Did you know that during Medieval times, knights used special designs and pictures on their shields — called a coat of arms — to identify themselves?  The reason is because one man in armor looked a lot like another, so the coat of arms he carried was used to identify a knight in battle.  During that time, few people could read and write, so pictures were very important.  A coat of arms was like a label or a sign, so you could know instantly who was coming toward you, and, as my kids said, “know whose team he was on.”

This fun & easy DIY project will allow your kids to come up with a design for their own “team.”  All you need is:

  • Cardboard cut in the shape of a shield
  • Aluminum foil
  • Tape – to secure the aluminum foil
  • Colored tape (we used some special glittery tape we found) – for decorating
  • Markers (we used Sharpies, which are awesome on aluminum foil, but obviously use your own judgment about that.  My 4- and 6-year-olds are okay, but the 2-year old is quarantined from them.)
  • Packing tape or duct tape – to make the handle

Before you get started, cover the shield with aluminum foil and secure on the back with tape.

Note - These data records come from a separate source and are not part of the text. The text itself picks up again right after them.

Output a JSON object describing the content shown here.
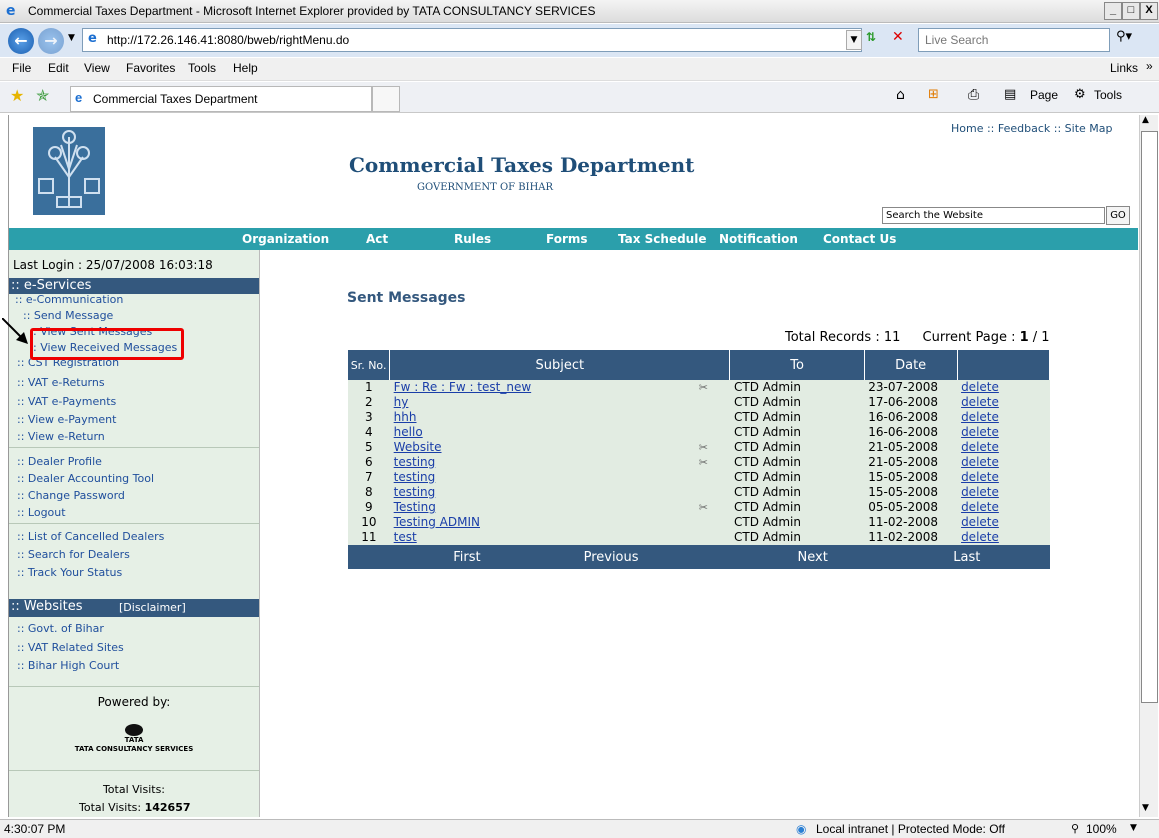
{
  "window": {
    "title": "Commercial Taxes Department - Microsoft Internet Explorer provided by TATA CONSULTANCY SERVICES",
    "min": "_",
    "max": "□",
    "close": "X"
  },
  "address": {
    "url": "http://172.26.146.41:8080/bweb/rightMenu.do",
    "search_placeholder": "Live Search"
  },
  "menu": [
    "File",
    "Edit",
    "View",
    "Favorites",
    "Tools",
    "Help"
  ],
  "links_label": "Links",
  "tab": {
    "title": "Commercial Taxes Department"
  },
  "toolbar": {
    "page": "Page",
    "tools": "Tools"
  },
  "site": {
    "title": "Commercial Taxes Department",
    "subtitle": "GOVERNMENT OF BIHAR",
    "top_links": "Home :: Feedback :: Site Map",
    "search_value": "Search the Website",
    "go": "GO",
    "nav": [
      "Organization",
      "Act",
      "Rules",
      "Forms",
      "Tax Schedule",
      "Notification",
      "Contact Us"
    ]
  },
  "left": {
    "last_login": "Last Login : 25/07/2008 16:03:18",
    "eservices_header": ":: e-Services",
    "ecomm": ":: e-Communication",
    "send_message": ":: Send Message",
    "view_sent": ": View Sent Messages",
    "view_received": ": View Received Messages",
    "group1": [
      ":: CST Registration",
      ":: VAT e-Returns",
      ":: VAT e-Payments",
      ":: View e-Payment",
      ":: View e-Return"
    ],
    "group2": [
      ":: Dealer Profile",
      ":: Dealer Accounting Tool",
      ":: Change Password",
      ":: Logout"
    ],
    "group3": [
      ":: List of Cancelled Dealers",
      ":: Search for Dealers",
      ":: Track Your Status"
    ],
    "websites_header": ":: Websites",
    "disclaimer": "[Disclaimer]",
    "sites": [
      ":: Govt. of Bihar",
      ":: VAT Related Sites",
      ":: Bihar High Court"
    ],
    "powered_by": "Powered by:",
    "tata": "TATA",
    "tcs": "TATA CONSULTANCY SERVICES",
    "total_visits_label": "Total Visits:",
    "total_visits_line": "Total Visits:",
    "total_visits_value": "142657"
  },
  "main": {
    "heading": "Sent Messages",
    "total_records": "Total Records : 11",
    "current_page_label": "Current Page :",
    "current_page": "1",
    "total_pages": "/ 1",
    "columns": [
      "Sr. No.",
      "Subject",
      "To",
      "Date",
      ""
    ],
    "rows": [
      {
        "sr": "1",
        "subject": "Fw : Re : Fw : test_new",
        "attach": true,
        "to": "CTD Admin",
        "date": "23-07-2008",
        "action": "delete"
      },
      {
        "sr": "2",
        "subject": "hy",
        "attach": false,
        "to": "CTD Admin",
        "date": "17-06-2008",
        "action": "delete"
      },
      {
        "sr": "3",
        "subject": "hhh",
        "attach": false,
        "to": "CTD Admin",
        "date": "16-06-2008",
        "action": "delete"
      },
      {
        "sr": "4",
        "subject": "hello",
        "attach": false,
        "to": "CTD Admin",
        "date": "16-06-2008",
        "action": "delete"
      },
      {
        "sr": "5",
        "subject": "Website",
        "attach": true,
        "to": "CTD Admin",
        "date": "21-05-2008",
        "action": "delete"
      },
      {
        "sr": "6",
        "subject": "testing",
        "attach": true,
        "to": "CTD Admin",
        "date": "21-05-2008",
        "action": "delete"
      },
      {
        "sr": "7",
        "subject": "testing",
        "attach": false,
        "to": "CTD Admin",
        "date": "15-05-2008",
        "action": "delete"
      },
      {
        "sr": "8",
        "subject": "testing",
        "attach": false,
        "to": "CTD Admin",
        "date": "15-05-2008",
        "action": "delete"
      },
      {
        "sr": "9",
        "subject": "Testing",
        "attach": true,
        "to": "CTD Admin",
        "date": "05-05-2008",
        "action": "delete"
      },
      {
        "sr": "10",
        "subject": "Testing ADMIN",
        "attach": false,
        "to": "CTD Admin",
        "date": "11-02-2008",
        "action": "delete"
      },
      {
        "sr": "11",
        "subject": "test",
        "attach": false,
        "to": "CTD Admin",
        "date": "11-02-2008",
        "action": "delete"
      }
    ],
    "pager": [
      "First",
      "Previous",
      "Next",
      "Last"
    ]
  },
  "status": {
    "time": "4:30:07 PM",
    "zone": "Local intranet | Protected Mode: Off",
    "zoom": "100%"
  },
  "colors": {
    "header_blue": "#34587e",
    "teal": "#2b9fab",
    "panel_green": "#e6f0e6",
    "highlight_red": "#e00000"
  }
}
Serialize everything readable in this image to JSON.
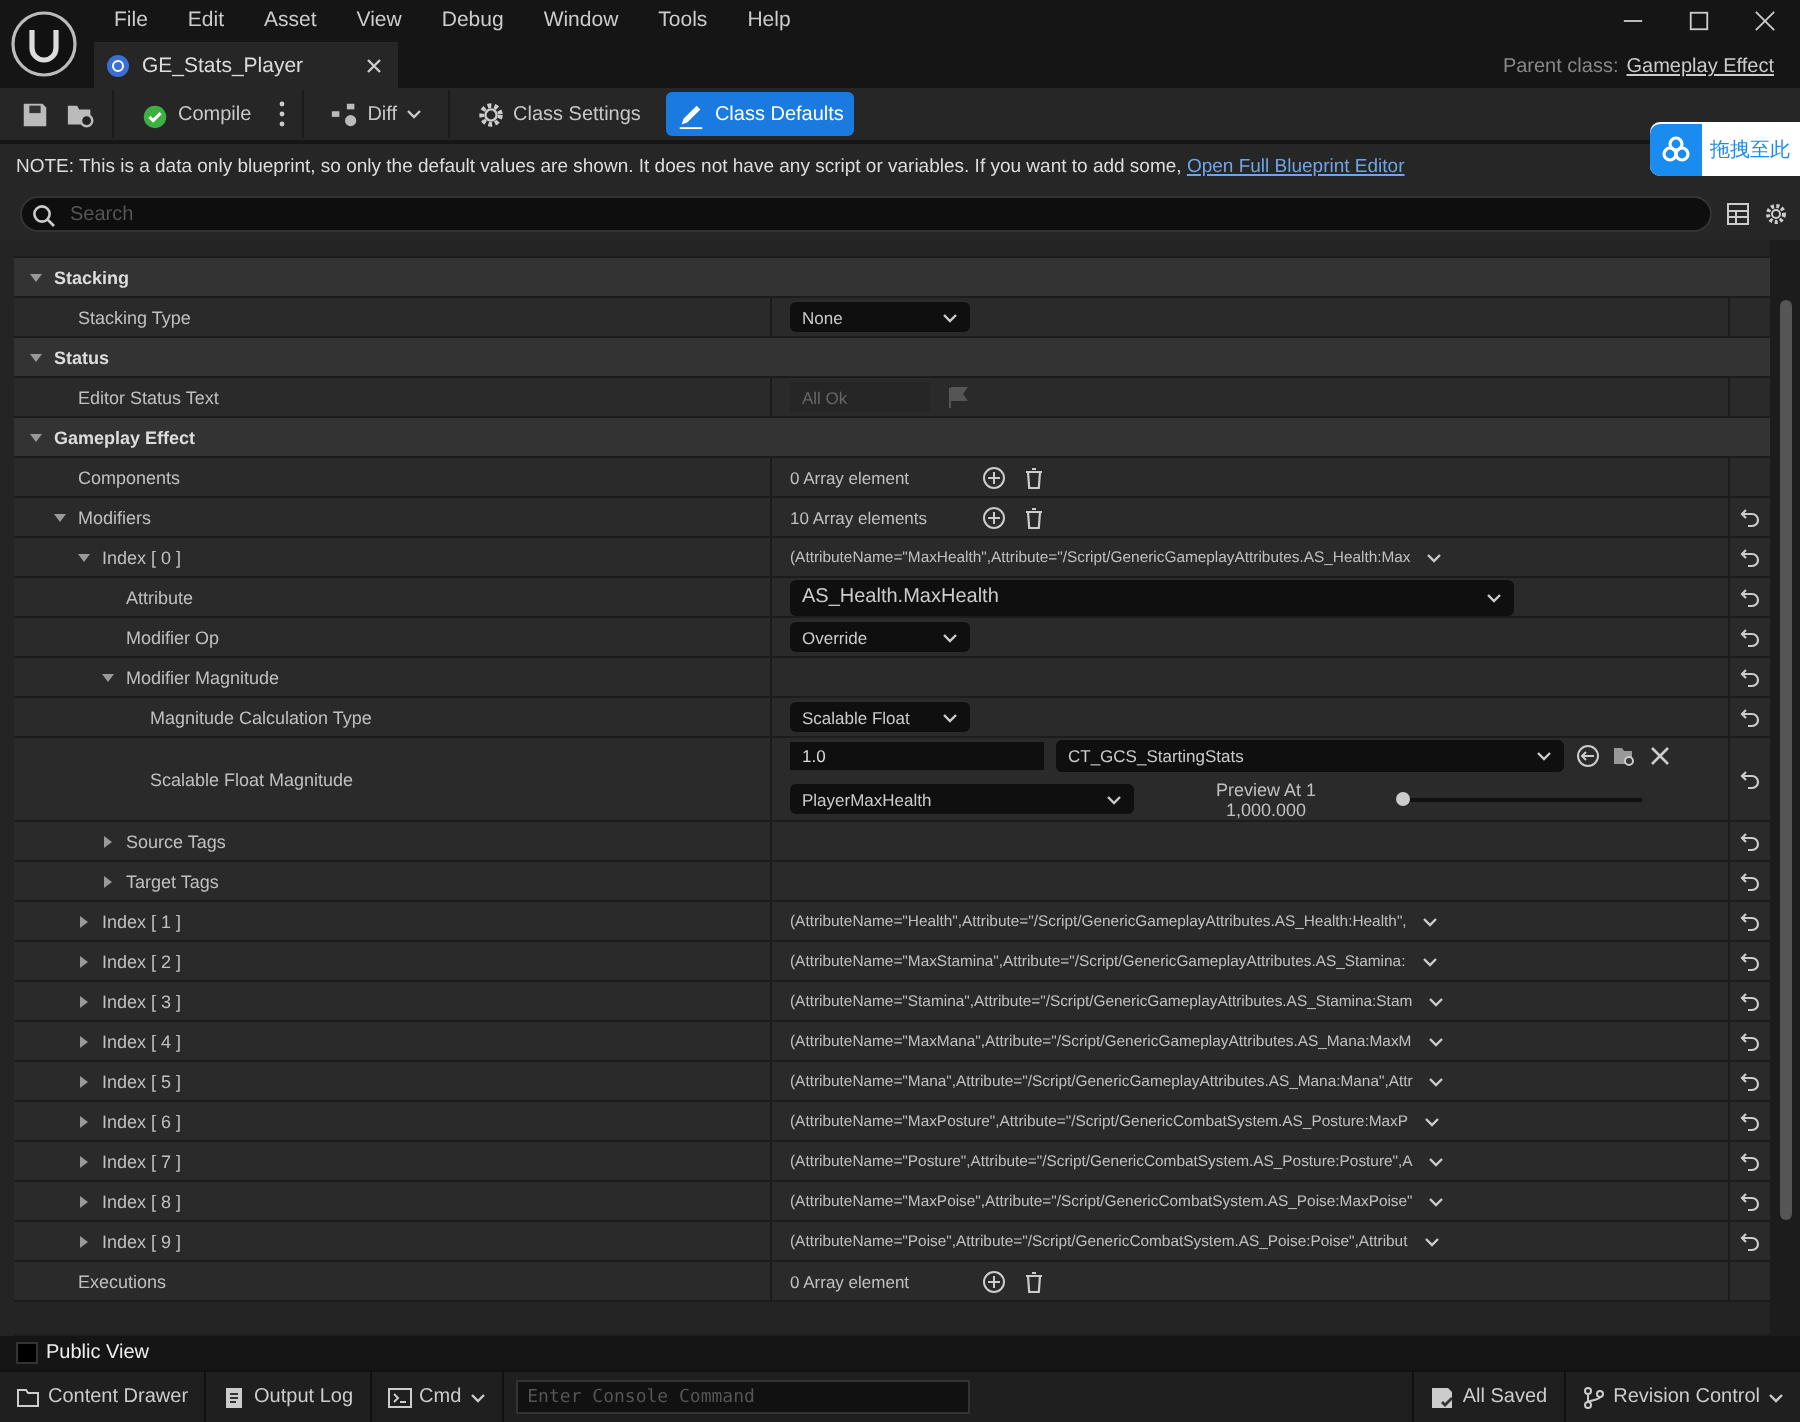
{
  "menu": [
    "File",
    "Edit",
    "Asset",
    "View",
    "Debug",
    "Window",
    "Tools",
    "Help"
  ],
  "tab": {
    "title": "GE_Stats_Player"
  },
  "parent_class": {
    "label": "Parent class:",
    "value": "Gameplay Effect"
  },
  "toolbar": {
    "compile": "Compile",
    "diff": "Diff",
    "modes": [
      {
        "label": "Class Settings",
        "selected": false
      },
      {
        "label": "Class Defaults",
        "selected": true
      }
    ]
  },
  "note": {
    "text": "NOTE: This is a data only blueprint, so only the default values are shown.  It does not have any script or variables.  If you want to add some,",
    "link": "Open Full Blueprint Editor"
  },
  "overlay": {
    "text": "拖拽至此"
  },
  "search": {
    "placeholder": "Search"
  },
  "details": {
    "rows": [
      {
        "kind": "category",
        "label": "Stacking",
        "expanded": true,
        "children": [
          {
            "label": "Stacking Type",
            "resettable": false,
            "value": {
              "kind": "dropdown",
              "text": "None"
            }
          }
        ]
      },
      {
        "kind": "category",
        "label": "Status",
        "expanded": true,
        "children": [
          {
            "label": "Editor Status Text",
            "resettable": false,
            "value": {
              "kind": "readonly",
              "text": "All Ok"
            }
          }
        ]
      },
      {
        "kind": "category",
        "label": "Gameplay Effect",
        "expanded": true,
        "children": [
          {
            "label": "Components",
            "resettable": false,
            "value": {
              "kind": "array",
              "text": "0 Array element"
            }
          },
          {
            "label": "Modifiers",
            "resettable": true,
            "expanded": true,
            "value": {
              "kind": "array",
              "text": "10 Array elements"
            },
            "children": [
              {
                "label": "Index [ 0 ]",
                "resettable": true,
                "expanded": true,
                "value": {
                  "kind": "struct",
                  "text": "(AttributeName=\"MaxHealth\",Attribute=\"/Script/GenericGameplayAttributes.AS_Health:Max"
                },
                "children": [
                  {
                    "label": "Attribute",
                    "resettable": true,
                    "value": {
                      "kind": "wide-dropdown",
                      "text": "AS_Health.MaxHealth"
                    }
                  },
                  {
                    "label": "Modifier Op",
                    "resettable": true,
                    "value": {
                      "kind": "dropdown",
                      "text": "Override"
                    }
                  },
                  {
                    "label": "Modifier Magnitude",
                    "resettable": true,
                    "expanded": true,
                    "children": [
                      {
                        "label": "Magnitude Calculation Type",
                        "resettable": true,
                        "value": {
                          "kind": "dropdown",
                          "text": "Scalable Float"
                        }
                      },
                      {
                        "label": "Scalable Float Magnitude",
                        "resettable": true,
                        "value": {
                          "kind": "scalable",
                          "number": "1.0",
                          "table": "CT_GCS_StartingStats",
                          "row_name": "PlayerMaxHealth",
                          "preview_label": "Preview At 1",
                          "preview_value": "1,000.000",
                          "level": 0
                        }
                      }
                    ]
                  },
                  {
                    "label": "Source Tags",
                    "resettable": true,
                    "expanded": false
                  },
                  {
                    "label": "Target Tags",
                    "resettable": true,
                    "expanded": false
                  }
                ]
              },
              {
                "label": "Index [ 1 ]",
                "resettable": true,
                "expanded": false,
                "value": {
                  "kind": "struct",
                  "text": "(AttributeName=\"Health\",Attribute=\"/Script/GenericGameplayAttributes.AS_Health:Health\","
                }
              },
              {
                "label": "Index [ 2 ]",
                "resettable": true,
                "expanded": false,
                "value": {
                  "kind": "struct",
                  "text": "(AttributeName=\"MaxStamina\",Attribute=\"/Script/GenericGameplayAttributes.AS_Stamina:"
                }
              },
              {
                "label": "Index [ 3 ]",
                "resettable": true,
                "expanded": false,
                "value": {
                  "kind": "struct",
                  "text": "(AttributeName=\"Stamina\",Attribute=\"/Script/GenericGameplayAttributes.AS_Stamina:Stam"
                }
              },
              {
                "label": "Index [ 4 ]",
                "resettable": true,
                "expanded": false,
                "value": {
                  "kind": "struct",
                  "text": "(AttributeName=\"MaxMana\",Attribute=\"/Script/GenericGameplayAttributes.AS_Mana:MaxM"
                }
              },
              {
                "label": "Index [ 5 ]",
                "resettable": true,
                "expanded": false,
                "value": {
                  "kind": "struct",
                  "text": "(AttributeName=\"Mana\",Attribute=\"/Script/GenericGameplayAttributes.AS_Mana:Mana\",Attr"
                }
              },
              {
                "label": "Index [ 6 ]",
                "resettable": true,
                "expanded": false,
                "value": {
                  "kind": "struct",
                  "text": "(AttributeName=\"MaxPosture\",Attribute=\"/Script/GenericCombatSystem.AS_Posture:MaxP"
                }
              },
              {
                "label": "Index [ 7 ]",
                "resettable": true,
                "expanded": false,
                "value": {
                  "kind": "struct",
                  "text": "(AttributeName=\"Posture\",Attribute=\"/Script/GenericCombatSystem.AS_Posture:Posture\",A"
                }
              },
              {
                "label": "Index [ 8 ]",
                "resettable": true,
                "expanded": false,
                "value": {
                  "kind": "struct",
                  "text": "(AttributeName=\"MaxPoise\",Attribute=\"/Script/GenericCombatSystem.AS_Poise:MaxPoise\""
                }
              },
              {
                "label": "Index [ 9 ]",
                "resettable": true,
                "expanded": false,
                "value": {
                  "kind": "struct",
                  "text": "(AttributeName=\"Poise\",Attribute=\"/Script/GenericCombatSystem.AS_Poise:Poise\",Attribut"
                }
              }
            ]
          },
          {
            "label": "Executions",
            "resettable": false,
            "value": {
              "kind": "array",
              "text": "0 Array element"
            }
          }
        ]
      }
    ]
  },
  "public_view": {
    "label": "Public View",
    "checked": false
  },
  "status_bar": {
    "content_drawer": "Content Drawer",
    "output_log": "Output Log",
    "cmd": "Cmd",
    "console_placeholder": "Enter Console Command",
    "all_saved": "All Saved",
    "revision_control": "Revision Control"
  }
}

Then, it’s pretty much up to your knights-in-waiting to design their coats of arms.  Lady S was happy to create designs using the super-cool glitter tape (you can get similar at any craft store.)

And then colored in the “fields” of the shield with the Sharpies and added some special designs.

We also talked about how sometimes knights had images on their shields – to represent things like strength, or speed or courage.  Sir H decided a lion was appropriate for his coat of arms.  He drew it on a piece of paper, which we then taped to the shield.

He decided the colorful tape was a good addition, too, so created a border for his shield with that.  You could use duct tape (have you seen the crazy fun duct tape you can get at craft stores these days??) or colored masking tape, too.

As the finale, we added a handle to the back.  We took a length of packing tape (duct tape would have been better, but this was what we had) and folded it in half cross-wise (ie., the adhesive part onto itself), to form the handle.  Then I taped each end to the shield.

Now my knights are ready for any adventure!